Yargıç Hizb-ut Tahrir’in cebir ve şiddete dayanan eylem ve niteliğinin olmadığı tartışmasızdır diyerek devam ettirdiği muhalefet gerekçesinde Hizb-ut Tahrir ile ilgili bugüne kadar yürütülen yargılamalarda verilen cezalara gösterilen gerekçeyi de şu sözlerle eleştirdi: “Gerek emniyet araştırmasında gerekse yargılama neticesinde söz konusu oluşumun cebir ve şiddete yönelik hiçbir somut delil tespit edilmediği gibi sadece oluşumun hedeflerinin gerçekleşmesi yönünden cebir ve şiddet olmadan bu hedefe ulaşılamayacağı kanaat ve düşüncesi ile mahkûmiyet hükmüne ulaşmış çoğunluk görüşüne muhalif kalınmıştır.”
Düşünce Değil Eylem Suç Sayılmalı!
İstanbul 30. Ağır Ceza Mahkemesi’nin Yargıtay içtihat kararlarını esas alarak verdiği ceza kararında karşı oy kullanan üye hâkim, sanıkların mahkumiyeti için kanaat ve düşünceden öte örgütün cebir, şiddet ve zor kullanma eylem unsurlarının tespit edilesi gerektiğini söyledi ve karşı oy kararından şu ifadeleri kullandı: “Hizb-ut Tahrir’in sırf düşünce ve amacı sebebiyle sanıkların cezalandırılmasını eleştirdi ve somut suç için eylem gereklidir, bunun için de cebir, şiddet ve silah tespiti olmalıdır dedi. Terör örgütü gibi çok ciddi sonuçları olan temel hak ve mahrumiyetlerini doğuracak ceza mahkumiyetlerinde kanaat ve düşünceden öte öncelikle örgütün cebir, şiddet ve zor kullanma eylem unsurları tespit edilmeli ve daha sonra bu örgütün Anayasal düzeni cebir ve şiddet kullanmak suretiyle değiştirmeye yarayacak silahlarının olduğu da tespit edilmelidir. Bu tespitler yapılmadığı gibi gerek sanıklar ve gerekse oluşum tüzüğü, sözcülerin açıklamasıyla da açıkça cebir ve şiddetin dışlanmış olması da göz ardı edilmemelidir.”

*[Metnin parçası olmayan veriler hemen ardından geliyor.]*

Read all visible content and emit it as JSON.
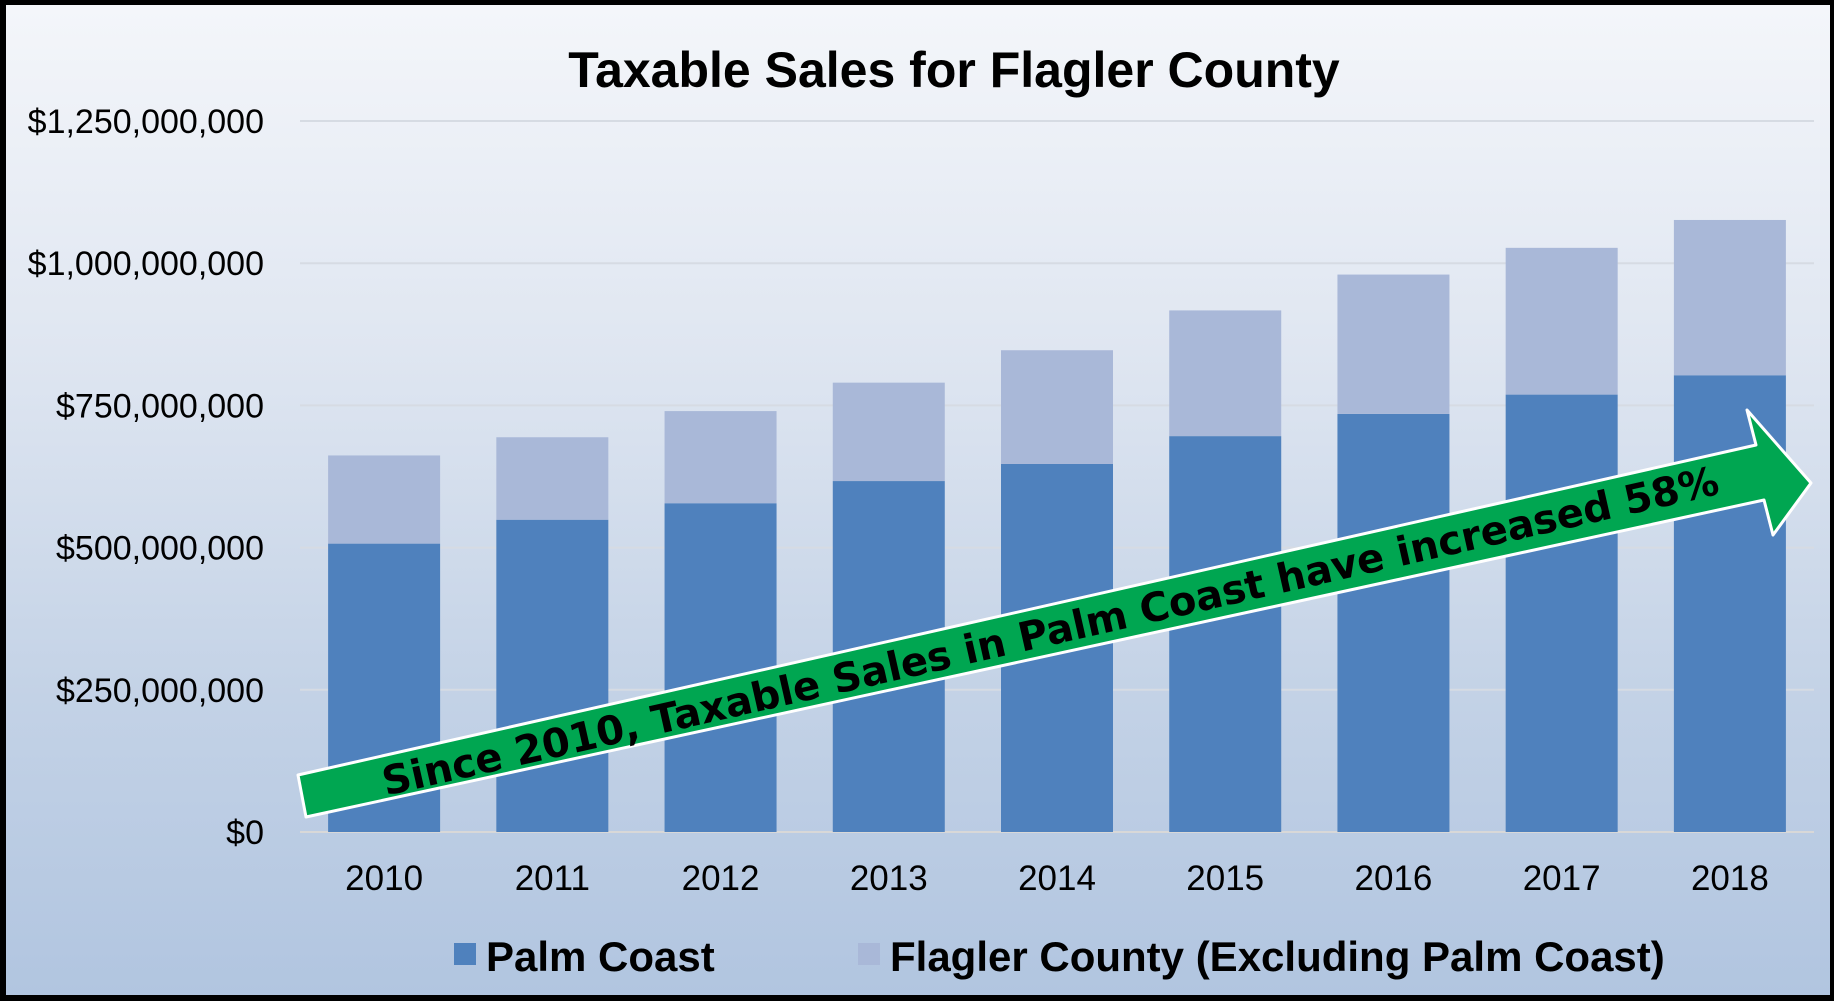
{
  "chart_data": {
    "type": "bar",
    "stacked": true,
    "title": "Taxable Sales for Flagler County",
    "xlabel": "",
    "ylabel": "",
    "categories": [
      "2010",
      "2011",
      "2012",
      "2013",
      "2014",
      "2015",
      "2016",
      "2017",
      "2018"
    ],
    "series": [
      {
        "name": "Palm Coast",
        "color": "#4f81bd",
        "values": [
          507000000,
          549000000,
          578000000,
          617000000,
          647000000,
          696000000,
          735000000,
          769000000,
          803000000
        ]
      },
      {
        "name": "Flagler County (Excluding Palm Coast)",
        "color": "#a9b8d8",
        "values": [
          155000000,
          145000000,
          162000000,
          173000000,
          200000000,
          221000000,
          245000000,
          258000000,
          273000000
        ]
      }
    ],
    "ylim": [
      0,
      1250000000
    ],
    "yticks": [
      0,
      250000000,
      500000000,
      750000000,
      1000000000,
      1250000000
    ],
    "ytick_labels": [
      "$0",
      "$250,000,000",
      "$500,000,000",
      "$750,000,000",
      "$1,000,000,000",
      "$1,250,000,000"
    ],
    "grid": true,
    "legend_position": "bottom",
    "annotation": {
      "text": "Since 2010, Taxable Sales in Palm Coast have increased 58%",
      "color": "#00a651"
    }
  }
}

Örgütün salt radikal görüşleri sebebiyle suçun ve cezanın kanuniliği ilkesinin göz ardı edildiğinin ifa edildiği karşı oy gerekçesi, Anayasa Mahkemesi’nin Hizb-ut Tahrir ile ilgili verdiği 8 ayrı hak ihlali kararı gerekçesi ile örtüşmektedir. Anayasa Mahkemesi Hizb-ut Tahrir ile ilgili verdiği hak ihlali kararlarının hiçbirinde direk başvurucuları ilgilendiren bir ihlal durumunu ortaya çıkarmamış aksine Hizb-ut Tahrir ile ilgili ilk derece mahkemeler ve Yargıtay’ın düşünce ve kanaatini eleştirilmişti. 30. Ağır Ceza Mahkemesi üye hâkimi mahkeme heyetinin ceza yönündeki kararını AYM gibi aynı şekilde eleştirip karşı oy kullanarak muhalefet etti. Bu karşı oyun gerekçeli kararda daha tafsilatlı şekilde açıklanması olacaktır. Üst yargının (İstinaf veya Yargıtay) bunu dikkate alması Hizb-ut Tahrir yargılamalarında bir dönüm noktası niteliği taşıyabilir.